My one year old daughter, M, toddles toward a litter of kittens, who are fresh from a party in the litter-box and shakes her little butt as if to pounce.
“No!” my mother exclaims and reaches down to grab M.
“Let her play with them,” I say and grab her hand.
“What if she gets scratched?” She pauses. “Or worse. They might have dirty paws.”
“She’ll learn not to surprise creatures with claws, won’t she?”
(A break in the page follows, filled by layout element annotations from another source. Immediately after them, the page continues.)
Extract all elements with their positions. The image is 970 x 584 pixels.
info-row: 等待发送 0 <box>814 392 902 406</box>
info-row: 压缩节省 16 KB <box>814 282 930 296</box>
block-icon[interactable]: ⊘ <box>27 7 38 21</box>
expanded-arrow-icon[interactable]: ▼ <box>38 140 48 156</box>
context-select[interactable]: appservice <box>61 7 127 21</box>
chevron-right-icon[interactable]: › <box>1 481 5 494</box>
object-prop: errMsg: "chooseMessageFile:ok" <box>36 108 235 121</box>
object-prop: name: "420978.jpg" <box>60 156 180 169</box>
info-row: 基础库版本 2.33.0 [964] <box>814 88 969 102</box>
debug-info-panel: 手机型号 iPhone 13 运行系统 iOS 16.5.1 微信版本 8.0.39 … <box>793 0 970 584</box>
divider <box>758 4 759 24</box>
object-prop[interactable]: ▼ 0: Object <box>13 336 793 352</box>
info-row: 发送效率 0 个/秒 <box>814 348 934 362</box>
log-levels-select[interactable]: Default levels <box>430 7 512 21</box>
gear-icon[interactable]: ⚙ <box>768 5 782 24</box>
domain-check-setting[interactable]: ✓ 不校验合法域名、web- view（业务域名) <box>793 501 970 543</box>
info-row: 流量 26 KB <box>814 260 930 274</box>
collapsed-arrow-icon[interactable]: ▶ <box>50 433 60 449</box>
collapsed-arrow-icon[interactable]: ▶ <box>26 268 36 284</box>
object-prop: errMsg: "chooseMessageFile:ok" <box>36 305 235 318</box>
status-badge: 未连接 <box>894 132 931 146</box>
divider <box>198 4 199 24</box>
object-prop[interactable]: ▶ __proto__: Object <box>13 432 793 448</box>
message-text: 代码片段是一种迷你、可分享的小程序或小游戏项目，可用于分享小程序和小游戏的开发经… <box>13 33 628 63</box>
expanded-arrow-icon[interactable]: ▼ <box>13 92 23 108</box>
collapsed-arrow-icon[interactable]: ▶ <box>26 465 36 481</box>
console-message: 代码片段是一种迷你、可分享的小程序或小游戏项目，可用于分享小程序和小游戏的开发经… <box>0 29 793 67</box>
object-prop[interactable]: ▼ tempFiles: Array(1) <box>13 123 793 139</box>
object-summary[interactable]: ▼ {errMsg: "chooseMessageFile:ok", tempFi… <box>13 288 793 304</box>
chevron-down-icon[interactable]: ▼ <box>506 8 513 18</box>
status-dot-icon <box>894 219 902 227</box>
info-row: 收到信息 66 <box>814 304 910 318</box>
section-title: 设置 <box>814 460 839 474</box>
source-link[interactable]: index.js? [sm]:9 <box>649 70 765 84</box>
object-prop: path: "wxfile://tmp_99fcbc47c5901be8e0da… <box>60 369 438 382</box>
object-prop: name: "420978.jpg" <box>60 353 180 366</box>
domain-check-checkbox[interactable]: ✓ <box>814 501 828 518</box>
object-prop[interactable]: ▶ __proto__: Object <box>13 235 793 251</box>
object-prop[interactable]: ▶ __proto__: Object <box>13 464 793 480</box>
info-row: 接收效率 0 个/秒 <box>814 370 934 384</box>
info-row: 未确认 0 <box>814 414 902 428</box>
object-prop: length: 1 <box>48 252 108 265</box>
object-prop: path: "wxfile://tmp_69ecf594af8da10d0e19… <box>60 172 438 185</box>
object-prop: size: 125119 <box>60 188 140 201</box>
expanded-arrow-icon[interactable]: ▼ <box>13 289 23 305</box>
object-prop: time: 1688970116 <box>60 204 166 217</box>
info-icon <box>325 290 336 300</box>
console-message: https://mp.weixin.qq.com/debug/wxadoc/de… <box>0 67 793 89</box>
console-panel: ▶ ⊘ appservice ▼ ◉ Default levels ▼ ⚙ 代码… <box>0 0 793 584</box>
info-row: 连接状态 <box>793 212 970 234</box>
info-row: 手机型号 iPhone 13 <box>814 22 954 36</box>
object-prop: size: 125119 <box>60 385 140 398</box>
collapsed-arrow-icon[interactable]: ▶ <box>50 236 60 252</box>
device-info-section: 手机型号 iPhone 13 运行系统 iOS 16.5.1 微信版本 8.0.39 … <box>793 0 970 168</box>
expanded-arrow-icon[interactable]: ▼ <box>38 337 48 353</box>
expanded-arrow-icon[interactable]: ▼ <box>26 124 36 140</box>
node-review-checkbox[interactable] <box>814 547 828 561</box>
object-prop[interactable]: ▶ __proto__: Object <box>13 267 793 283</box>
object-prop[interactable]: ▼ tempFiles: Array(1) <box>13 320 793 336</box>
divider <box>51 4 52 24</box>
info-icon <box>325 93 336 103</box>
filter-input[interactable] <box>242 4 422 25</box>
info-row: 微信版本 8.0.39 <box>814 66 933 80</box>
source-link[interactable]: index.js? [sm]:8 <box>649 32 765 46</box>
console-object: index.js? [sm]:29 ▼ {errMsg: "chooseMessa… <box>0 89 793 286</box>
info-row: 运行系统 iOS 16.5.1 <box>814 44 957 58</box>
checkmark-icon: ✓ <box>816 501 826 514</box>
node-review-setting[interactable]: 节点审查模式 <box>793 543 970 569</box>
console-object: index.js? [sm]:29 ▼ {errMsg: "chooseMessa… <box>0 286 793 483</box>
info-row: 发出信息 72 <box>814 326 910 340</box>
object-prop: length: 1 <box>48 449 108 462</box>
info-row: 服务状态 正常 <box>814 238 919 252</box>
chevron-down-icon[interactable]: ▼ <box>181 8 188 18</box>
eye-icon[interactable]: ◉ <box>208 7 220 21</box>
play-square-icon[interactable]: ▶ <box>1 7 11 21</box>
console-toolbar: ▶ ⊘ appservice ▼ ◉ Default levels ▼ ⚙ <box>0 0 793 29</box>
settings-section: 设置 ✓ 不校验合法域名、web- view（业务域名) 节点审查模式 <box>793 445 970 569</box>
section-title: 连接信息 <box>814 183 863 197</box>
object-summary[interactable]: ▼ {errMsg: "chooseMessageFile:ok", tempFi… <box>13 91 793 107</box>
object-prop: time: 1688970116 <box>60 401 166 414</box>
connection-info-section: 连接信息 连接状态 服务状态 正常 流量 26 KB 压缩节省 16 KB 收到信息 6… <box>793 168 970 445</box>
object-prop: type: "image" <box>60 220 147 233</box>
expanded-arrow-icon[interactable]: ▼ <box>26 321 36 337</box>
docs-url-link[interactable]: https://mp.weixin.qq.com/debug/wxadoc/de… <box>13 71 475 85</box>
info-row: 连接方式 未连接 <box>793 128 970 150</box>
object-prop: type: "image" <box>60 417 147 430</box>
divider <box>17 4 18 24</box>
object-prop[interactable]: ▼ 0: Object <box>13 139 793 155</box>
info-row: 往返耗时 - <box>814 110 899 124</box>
Mom sighs and shakes her head. Is she right? Am I taking unnecessary risks? Of course I want to protect my daughter from any pain or discomfort. But is it possible to keep her too safe? The hygiene hypothesis is a theory that explains the increase in allergenic diseases such as asthma and allergies caused by a lack of exposure to microorganisms and infectious diseases in early childhood. The idea is that our immune systems need practice to effectively fight off illness, and children’s immune systems lose the ability to discern between an actual threat and an imagined one. As a result, they react strongly to things which should not be a concern, such as strawberries or peanuts. According to the FDA.gov even in the first few days after birth, an infant’s developing immune system needs challenges so that it can develop proper immunity throughout life. An expansion on this theory, called the Old Friends theory maintains that humans evolved alongside a host of microbial and parasitic organisms that are necessary for the human body to develop properly – without those germs, the body creates illnesses that might not otherwise have been there. This theory is being used to explain not only allergies, but more serious diseases such as diabetes, multiple sclerosis and digestive diseases such as IBD.
As it turns out, by keeping our homes sterile and grabbing the hand sanitizer every time they get a little dirt on them, we’re actually creating problems that might not have been there to start with. I know for my part, I’ll be letting M play with those kittens. Hopefully, her immune system will be the stronger for it.